Abandon All Morals
Ye Who Enter Here

Wednesday, May 6, 2015


Mmmmmm. Have you ever seen a better sight?....Me either.

Daily Joke

To Do List:
1. Eat vanilla pudding. Put in mayo jar. Eat in public. 2. Hire two private investigators and make them follow each over.
3. Wear shirt that says "life." Hand out lemons on the corner.
4. Get in a crowded elevator and say "I bet you are all wondering why we are here today." 5. Major in philosophy. Ask people why they like that with their fries.        6. Run into store and ask what year it is. When someone answer, yell "It worked!" 7. Become a doctor. Change last name to Acula. 8. Buy a parrot. Teach the parrot how to say "help I have been turned into a parrot." 9. Change first name to Simon and talk in third person. 10. Follow joggers around in the car blasting " Eye of the Tiger" for encouragement. Warning: I am not responsible if you get arrested or simply hit in the face.

Tuesday, May 5, 2015

Daily Joke

5yr old: Can we go to a haunted house this year?
Mom: What's wrong with the one we live in?
5yr old: WHAT?!
Mom: Goodnight, son.

Sunday, May 3, 2015

Daily Joke

Officer: "Is that cocaine?"
Me:  "I dunno, let me smell it..."

(Boom! No evidence!)

Saturday, May 2, 2015

Daily Joke

"You the bomb!"
"No. You the bomb!"
Kind gesture in America. Argument in the Middle East.

Friday, May 1, 2015

Saying goodbye to Alex O'Loughlin....and hello to Dylan O'Brien!! Yum! Yum!
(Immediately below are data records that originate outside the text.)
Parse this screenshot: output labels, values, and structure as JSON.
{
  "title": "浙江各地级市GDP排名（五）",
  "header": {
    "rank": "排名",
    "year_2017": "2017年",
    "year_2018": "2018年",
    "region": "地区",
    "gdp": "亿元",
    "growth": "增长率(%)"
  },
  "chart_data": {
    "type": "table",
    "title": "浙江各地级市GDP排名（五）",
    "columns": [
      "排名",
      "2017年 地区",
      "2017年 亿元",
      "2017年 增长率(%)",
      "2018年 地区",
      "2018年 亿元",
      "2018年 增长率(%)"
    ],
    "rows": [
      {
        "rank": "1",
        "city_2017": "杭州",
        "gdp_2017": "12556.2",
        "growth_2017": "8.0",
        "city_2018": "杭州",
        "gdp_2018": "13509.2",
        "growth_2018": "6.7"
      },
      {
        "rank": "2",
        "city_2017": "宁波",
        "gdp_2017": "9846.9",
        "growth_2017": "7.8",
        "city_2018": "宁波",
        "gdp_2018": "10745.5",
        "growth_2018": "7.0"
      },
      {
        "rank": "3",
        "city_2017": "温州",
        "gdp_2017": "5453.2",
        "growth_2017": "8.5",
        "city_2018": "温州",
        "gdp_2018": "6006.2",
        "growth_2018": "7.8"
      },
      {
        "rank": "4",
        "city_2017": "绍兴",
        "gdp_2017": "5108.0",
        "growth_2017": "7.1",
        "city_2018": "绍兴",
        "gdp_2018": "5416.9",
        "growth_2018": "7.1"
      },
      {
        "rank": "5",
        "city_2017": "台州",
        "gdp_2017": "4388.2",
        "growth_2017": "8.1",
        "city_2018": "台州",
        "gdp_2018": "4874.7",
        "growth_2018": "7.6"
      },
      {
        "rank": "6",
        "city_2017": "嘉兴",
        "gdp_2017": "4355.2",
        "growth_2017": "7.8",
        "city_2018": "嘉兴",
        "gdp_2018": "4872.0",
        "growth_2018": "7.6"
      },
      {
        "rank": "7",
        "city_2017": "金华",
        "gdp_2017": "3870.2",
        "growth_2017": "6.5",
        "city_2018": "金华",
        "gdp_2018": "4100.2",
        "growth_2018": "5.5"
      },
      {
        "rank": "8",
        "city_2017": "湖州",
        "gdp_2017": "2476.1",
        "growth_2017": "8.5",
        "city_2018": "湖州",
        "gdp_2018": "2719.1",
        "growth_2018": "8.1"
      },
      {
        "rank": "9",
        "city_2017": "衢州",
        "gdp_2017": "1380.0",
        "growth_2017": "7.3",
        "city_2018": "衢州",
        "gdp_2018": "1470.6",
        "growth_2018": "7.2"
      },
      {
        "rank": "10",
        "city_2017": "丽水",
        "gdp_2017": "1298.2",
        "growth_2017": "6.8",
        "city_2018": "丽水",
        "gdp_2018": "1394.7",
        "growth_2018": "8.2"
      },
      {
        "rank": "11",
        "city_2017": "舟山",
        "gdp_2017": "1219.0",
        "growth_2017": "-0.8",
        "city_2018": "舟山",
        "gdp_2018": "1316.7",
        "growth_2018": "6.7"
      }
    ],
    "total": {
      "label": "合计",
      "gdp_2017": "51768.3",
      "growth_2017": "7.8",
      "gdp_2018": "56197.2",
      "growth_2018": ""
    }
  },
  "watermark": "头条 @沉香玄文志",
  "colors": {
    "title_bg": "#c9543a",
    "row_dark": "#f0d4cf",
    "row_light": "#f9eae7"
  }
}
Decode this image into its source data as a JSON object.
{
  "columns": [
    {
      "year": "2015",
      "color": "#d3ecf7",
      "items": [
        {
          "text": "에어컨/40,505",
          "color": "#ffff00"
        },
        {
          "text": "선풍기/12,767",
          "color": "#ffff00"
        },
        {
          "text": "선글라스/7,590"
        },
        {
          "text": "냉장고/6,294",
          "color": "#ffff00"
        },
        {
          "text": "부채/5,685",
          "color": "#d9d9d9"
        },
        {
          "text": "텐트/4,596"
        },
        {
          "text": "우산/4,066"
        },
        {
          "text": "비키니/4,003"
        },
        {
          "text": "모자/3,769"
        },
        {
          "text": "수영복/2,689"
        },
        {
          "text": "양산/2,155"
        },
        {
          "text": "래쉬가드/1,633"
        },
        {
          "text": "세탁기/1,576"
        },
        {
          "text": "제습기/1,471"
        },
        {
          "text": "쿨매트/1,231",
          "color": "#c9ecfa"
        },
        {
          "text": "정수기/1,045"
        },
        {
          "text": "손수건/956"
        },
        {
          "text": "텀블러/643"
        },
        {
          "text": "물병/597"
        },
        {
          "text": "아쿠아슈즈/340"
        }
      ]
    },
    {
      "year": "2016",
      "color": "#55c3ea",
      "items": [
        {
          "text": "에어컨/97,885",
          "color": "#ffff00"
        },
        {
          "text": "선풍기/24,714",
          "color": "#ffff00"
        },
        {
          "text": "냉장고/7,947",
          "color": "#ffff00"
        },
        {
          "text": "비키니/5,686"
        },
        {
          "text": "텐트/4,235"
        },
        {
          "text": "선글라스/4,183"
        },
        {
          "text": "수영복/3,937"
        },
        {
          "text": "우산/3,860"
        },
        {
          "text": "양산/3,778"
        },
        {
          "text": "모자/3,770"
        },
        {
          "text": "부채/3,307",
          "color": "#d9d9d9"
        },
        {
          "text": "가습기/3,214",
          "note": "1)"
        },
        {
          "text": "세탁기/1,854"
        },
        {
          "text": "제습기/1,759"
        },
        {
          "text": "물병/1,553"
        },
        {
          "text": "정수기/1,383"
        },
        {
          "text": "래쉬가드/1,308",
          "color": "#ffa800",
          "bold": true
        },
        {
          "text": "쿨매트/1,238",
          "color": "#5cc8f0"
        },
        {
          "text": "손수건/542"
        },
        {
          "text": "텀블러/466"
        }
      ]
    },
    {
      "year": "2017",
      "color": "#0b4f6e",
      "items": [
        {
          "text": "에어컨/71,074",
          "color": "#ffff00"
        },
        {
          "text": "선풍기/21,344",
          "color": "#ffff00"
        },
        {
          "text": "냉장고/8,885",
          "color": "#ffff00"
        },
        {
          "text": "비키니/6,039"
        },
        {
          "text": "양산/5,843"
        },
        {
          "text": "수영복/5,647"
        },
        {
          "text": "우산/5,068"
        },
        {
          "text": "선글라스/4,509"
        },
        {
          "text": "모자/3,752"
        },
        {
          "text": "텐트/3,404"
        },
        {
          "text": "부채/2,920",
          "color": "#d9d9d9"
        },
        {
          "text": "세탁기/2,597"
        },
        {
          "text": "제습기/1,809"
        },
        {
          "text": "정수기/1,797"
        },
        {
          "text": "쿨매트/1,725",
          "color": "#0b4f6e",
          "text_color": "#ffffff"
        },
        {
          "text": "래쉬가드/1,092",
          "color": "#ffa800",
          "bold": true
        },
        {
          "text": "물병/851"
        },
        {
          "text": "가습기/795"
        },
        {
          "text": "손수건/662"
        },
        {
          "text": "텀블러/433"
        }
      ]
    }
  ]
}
He's hilarous in Teen Wolf and I so loved him in The Maze Runner. Although I like Teen Wolf better, hello shirtless werewolves, kind of a no brainer. I also love his smile. When he smiles, I wanna smile. How can you not. Go on, look at the grin on that hot face and try not to smile to......that's what I thought.
Lets also not forget the fact that he's completely edible.


Daily Joke

Bumblebees don't sting you they they just ignore you, and in some ways.. that hurts more.